あの日の帰り道、きっとずっと覚えてる。


また一年が過ぎたんだ。

あれから何年経ったんだ?

確か…八年か。

八年前まで、光希歩は自分の誕生日を喜ぶことができていたのだろうか。

それとも、昔からずっと辛かったのか。

その理由が今日聞けるかもしれない。

光希歩は自分のことをあまり話そうとはしないため、俺は今まで不登校のことや家族構成、歌の続きなど、あまり聞くことができなかった。


それも今日、変わるかもしれない。

今よりずっと近づけるかもしれない。


今日の塾は九時半の授業終了とともに帰ろう。


そんなことを考えていると、いつの間にか、あの気分の悪い音は止んでおり、再び俺は顔を上げた。
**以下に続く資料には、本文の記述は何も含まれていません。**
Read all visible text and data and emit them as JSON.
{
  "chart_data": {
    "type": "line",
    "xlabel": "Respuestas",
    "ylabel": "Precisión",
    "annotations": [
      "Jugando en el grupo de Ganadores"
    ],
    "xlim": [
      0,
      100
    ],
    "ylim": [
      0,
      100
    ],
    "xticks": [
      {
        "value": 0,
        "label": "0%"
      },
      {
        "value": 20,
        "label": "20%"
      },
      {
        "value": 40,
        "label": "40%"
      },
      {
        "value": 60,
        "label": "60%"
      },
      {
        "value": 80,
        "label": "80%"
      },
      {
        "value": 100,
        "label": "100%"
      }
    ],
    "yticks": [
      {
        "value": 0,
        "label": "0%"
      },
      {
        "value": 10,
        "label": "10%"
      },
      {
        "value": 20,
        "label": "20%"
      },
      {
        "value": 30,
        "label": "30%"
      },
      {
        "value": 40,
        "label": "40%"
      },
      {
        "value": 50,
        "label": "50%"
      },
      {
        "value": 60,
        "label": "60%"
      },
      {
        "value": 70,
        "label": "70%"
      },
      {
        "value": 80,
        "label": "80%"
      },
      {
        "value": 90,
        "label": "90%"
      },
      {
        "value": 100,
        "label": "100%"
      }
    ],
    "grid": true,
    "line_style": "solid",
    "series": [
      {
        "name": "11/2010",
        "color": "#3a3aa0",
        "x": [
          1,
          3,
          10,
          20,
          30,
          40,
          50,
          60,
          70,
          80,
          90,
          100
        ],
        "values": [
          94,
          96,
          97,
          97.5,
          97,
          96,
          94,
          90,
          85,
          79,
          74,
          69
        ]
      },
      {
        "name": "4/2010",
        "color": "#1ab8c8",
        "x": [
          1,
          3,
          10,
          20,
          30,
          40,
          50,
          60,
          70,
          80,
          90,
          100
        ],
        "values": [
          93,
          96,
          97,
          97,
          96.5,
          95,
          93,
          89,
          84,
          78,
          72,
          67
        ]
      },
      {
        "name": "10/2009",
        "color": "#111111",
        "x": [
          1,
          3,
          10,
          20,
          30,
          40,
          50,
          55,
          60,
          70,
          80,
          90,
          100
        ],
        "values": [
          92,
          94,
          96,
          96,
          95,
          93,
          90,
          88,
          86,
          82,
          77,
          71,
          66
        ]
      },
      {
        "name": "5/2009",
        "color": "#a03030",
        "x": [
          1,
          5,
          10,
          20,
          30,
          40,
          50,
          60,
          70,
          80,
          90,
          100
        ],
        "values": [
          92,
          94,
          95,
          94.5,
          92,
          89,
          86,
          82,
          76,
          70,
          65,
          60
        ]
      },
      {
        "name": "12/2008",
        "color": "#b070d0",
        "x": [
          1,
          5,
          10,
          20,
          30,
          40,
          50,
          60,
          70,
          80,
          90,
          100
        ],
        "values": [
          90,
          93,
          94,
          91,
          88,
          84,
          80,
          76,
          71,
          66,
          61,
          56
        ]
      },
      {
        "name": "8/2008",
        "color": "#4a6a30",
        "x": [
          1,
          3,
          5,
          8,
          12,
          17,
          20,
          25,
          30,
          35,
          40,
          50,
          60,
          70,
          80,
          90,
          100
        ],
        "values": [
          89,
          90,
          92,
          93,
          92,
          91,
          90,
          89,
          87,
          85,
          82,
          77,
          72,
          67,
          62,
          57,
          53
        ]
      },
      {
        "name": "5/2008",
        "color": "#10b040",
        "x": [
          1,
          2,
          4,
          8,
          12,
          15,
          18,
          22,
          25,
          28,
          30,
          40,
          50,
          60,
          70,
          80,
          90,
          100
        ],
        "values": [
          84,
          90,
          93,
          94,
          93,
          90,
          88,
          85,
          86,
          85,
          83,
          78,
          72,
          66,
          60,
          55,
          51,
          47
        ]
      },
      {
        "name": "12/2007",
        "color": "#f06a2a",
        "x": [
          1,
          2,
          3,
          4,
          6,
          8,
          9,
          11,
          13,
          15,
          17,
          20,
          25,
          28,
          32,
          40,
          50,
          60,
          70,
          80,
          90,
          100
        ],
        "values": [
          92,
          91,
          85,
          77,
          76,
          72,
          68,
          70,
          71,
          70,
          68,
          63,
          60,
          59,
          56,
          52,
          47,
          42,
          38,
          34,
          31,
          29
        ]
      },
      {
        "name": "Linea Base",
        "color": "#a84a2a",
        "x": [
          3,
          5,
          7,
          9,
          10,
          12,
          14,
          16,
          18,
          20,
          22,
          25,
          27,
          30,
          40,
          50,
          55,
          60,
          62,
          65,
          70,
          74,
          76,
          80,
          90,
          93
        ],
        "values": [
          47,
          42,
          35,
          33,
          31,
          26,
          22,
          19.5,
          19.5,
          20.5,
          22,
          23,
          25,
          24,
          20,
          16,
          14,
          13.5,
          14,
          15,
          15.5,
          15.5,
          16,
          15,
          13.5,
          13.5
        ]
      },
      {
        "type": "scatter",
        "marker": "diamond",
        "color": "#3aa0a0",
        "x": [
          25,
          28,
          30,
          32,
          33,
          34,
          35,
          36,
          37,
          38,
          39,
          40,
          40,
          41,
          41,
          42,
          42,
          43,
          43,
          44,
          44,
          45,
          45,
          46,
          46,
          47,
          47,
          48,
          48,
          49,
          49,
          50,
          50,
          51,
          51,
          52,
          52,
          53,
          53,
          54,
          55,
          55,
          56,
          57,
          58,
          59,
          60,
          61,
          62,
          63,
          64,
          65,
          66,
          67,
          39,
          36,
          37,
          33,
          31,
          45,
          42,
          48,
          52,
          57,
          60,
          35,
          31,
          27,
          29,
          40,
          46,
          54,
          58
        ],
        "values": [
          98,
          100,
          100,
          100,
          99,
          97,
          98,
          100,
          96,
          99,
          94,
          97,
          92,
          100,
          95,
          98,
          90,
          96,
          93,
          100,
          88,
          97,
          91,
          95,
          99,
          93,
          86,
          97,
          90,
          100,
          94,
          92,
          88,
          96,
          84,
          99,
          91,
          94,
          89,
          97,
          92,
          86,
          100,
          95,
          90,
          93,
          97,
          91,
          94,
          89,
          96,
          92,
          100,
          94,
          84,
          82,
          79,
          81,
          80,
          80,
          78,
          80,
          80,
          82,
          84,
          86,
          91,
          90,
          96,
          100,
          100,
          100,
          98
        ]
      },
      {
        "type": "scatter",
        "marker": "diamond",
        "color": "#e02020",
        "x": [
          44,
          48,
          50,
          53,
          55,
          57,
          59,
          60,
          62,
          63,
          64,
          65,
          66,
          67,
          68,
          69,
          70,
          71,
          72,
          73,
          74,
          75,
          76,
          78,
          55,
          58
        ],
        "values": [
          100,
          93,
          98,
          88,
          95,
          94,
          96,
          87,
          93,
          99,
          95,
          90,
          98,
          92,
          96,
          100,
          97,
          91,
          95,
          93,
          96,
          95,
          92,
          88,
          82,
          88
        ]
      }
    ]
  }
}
相変わらず授業は続いていて、誰も黙祷をした様子はない。

俺もまた、その授業に目を向ける。


八年たっただけで、忘れてしまうのだろうか。
そんなに授業が大事なのだろうか。


今日、三月十一日という日を。
いま、二時四十六分という時間を。
このまま将来、みんなが覚えていられるのだろうか。


といっても、今年俺は、この日が光希歩の誕生日だと知ったから意識した。

去年までは、ここにいる人たちと同じだった。

知らぬ間に、時間が過ぎて。
家に帰ってテレビをつけてから思い出す。

その繰り返し。

俺が偉そうに思う権利なんてないんだ。